There is currently no way to reverse the changes in the brain brought about by AUD, but a team of U.S. researchers suspected that an in-development gene therapy for Parkinson’s disease might work as a dopamine-replenishing treatment for alcoholism, too.
To find out, they tested it in heavy-drinking monkeys — and the animals’ alcohol consumption dropped by 90% over the course of a year.
How it works: The treatment centers on the protein GDNF (“glial cell line-derived neurotrophic factor”), which supports the survival of certain neurons, including ones linked to dopamine.
For the new study, a harmless virus was used to deliver the gene that codes for GDNF into the brains of four monkeys that, when they had the option, drank heavily — the amount of ethanol-infused water they consumed would be equivalent to a person having nine drinks per day.
“We targeted the cell bodies that produce dopamine with this gene to increase dopamine synthesis, thereby replenishing or restoring what chronic drinking has taken away,” said co-lead researcher Kathleen Grant.
To serve as controls, another four heavy-drinking monkeys underwent the same procedure, but with a saline solution delivered instead of the gene therapy.
The results: All of the monkeys had their access to alcohol removed for two months following the surgery. When it was then reintroduced for four weeks, the heavy drinkers consumed 50 percent less compared to the control group.

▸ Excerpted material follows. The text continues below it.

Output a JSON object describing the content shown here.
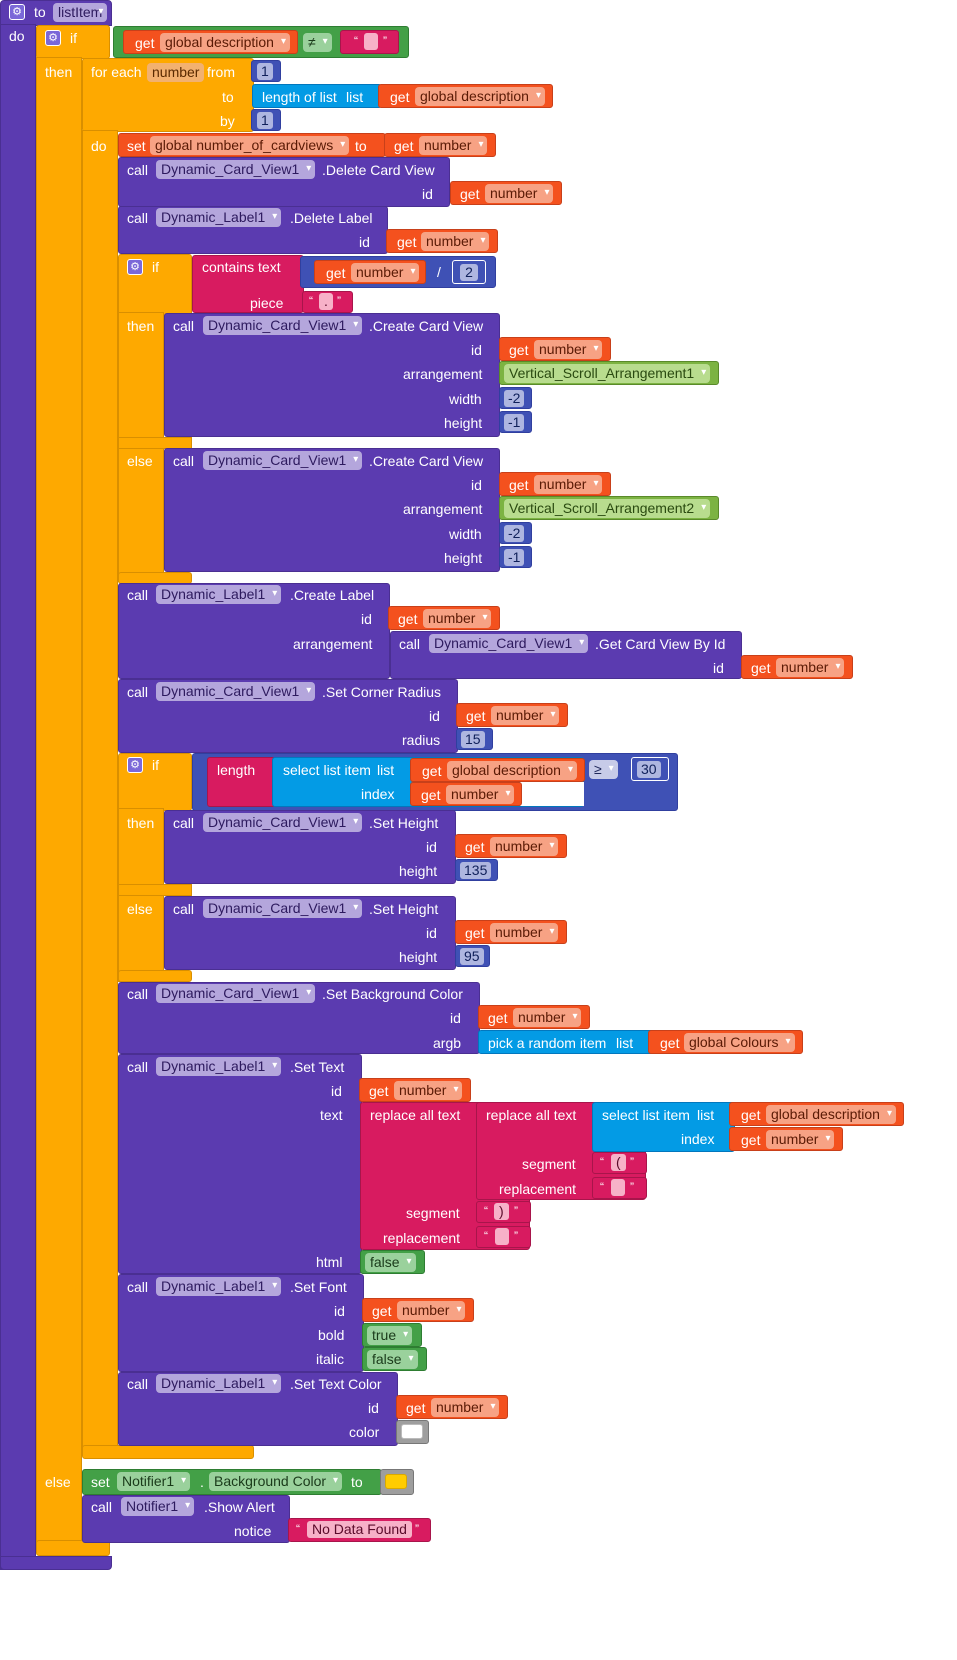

When the researchers examined the monkeys’ brains at the end of the study, they were able to confirm that dopamine levels had been replenished in the treated animals, but remained low in the controls.
The researchers then took the alcohol away for another four weeks, before giving it back for four. They repeated this cycle for a year, and by the end of it, the treated monkeys’ consumption had fallen by more than 90 percent compared to the controls.

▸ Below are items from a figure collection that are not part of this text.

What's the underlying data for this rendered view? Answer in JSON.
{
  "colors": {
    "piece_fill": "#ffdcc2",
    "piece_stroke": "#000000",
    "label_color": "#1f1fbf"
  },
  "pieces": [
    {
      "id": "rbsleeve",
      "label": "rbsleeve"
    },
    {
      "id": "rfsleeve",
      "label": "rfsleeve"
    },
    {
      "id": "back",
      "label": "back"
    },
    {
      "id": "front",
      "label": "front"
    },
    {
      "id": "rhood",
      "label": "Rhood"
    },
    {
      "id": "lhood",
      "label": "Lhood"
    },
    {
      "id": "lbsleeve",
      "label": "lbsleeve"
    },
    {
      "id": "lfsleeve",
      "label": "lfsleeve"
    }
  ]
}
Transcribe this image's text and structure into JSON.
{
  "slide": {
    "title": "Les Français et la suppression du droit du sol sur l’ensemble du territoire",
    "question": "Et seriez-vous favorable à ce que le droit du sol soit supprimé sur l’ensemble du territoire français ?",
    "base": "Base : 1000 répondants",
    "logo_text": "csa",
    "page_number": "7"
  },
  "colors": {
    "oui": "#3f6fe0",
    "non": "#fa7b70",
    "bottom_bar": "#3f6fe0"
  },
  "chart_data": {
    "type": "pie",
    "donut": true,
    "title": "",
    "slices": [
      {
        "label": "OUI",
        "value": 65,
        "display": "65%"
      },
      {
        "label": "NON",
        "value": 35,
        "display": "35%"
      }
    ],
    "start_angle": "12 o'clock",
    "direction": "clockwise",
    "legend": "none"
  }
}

“Drinking went down to almost zero,” said Grant. “For months on end, these animals would choose to drink water and just avoid drinking alcohol altogether. They decreased their drinking to the point that it was so low we didn’t record a blood-alcohol level.”
When the researchers examined the monkeys’ brains at the end of the study, they were able to confirm that dopamine levels had been replenished in the treated animals, but remained low in the controls.
Looking ahead: Dopamine is involved in a lot more than addiction, so more research is needed to not only see if the results translate to people but whether the gene therapy leads to any unwanted changes to mood or behavior.
Because the therapy requires invasive brain surgery and is likely irreversible, it’s unlikely to ever become a common treatment for alcoholism — but it could one day be the only thing standing between people with severe AUD and death.
“[The treatment] would be most appropriate for people who have already shown that all our normal therapeutic approaches do not work for them,” said Grant. “They are likely to create severe harm or kill themselves or others due to their drinking.”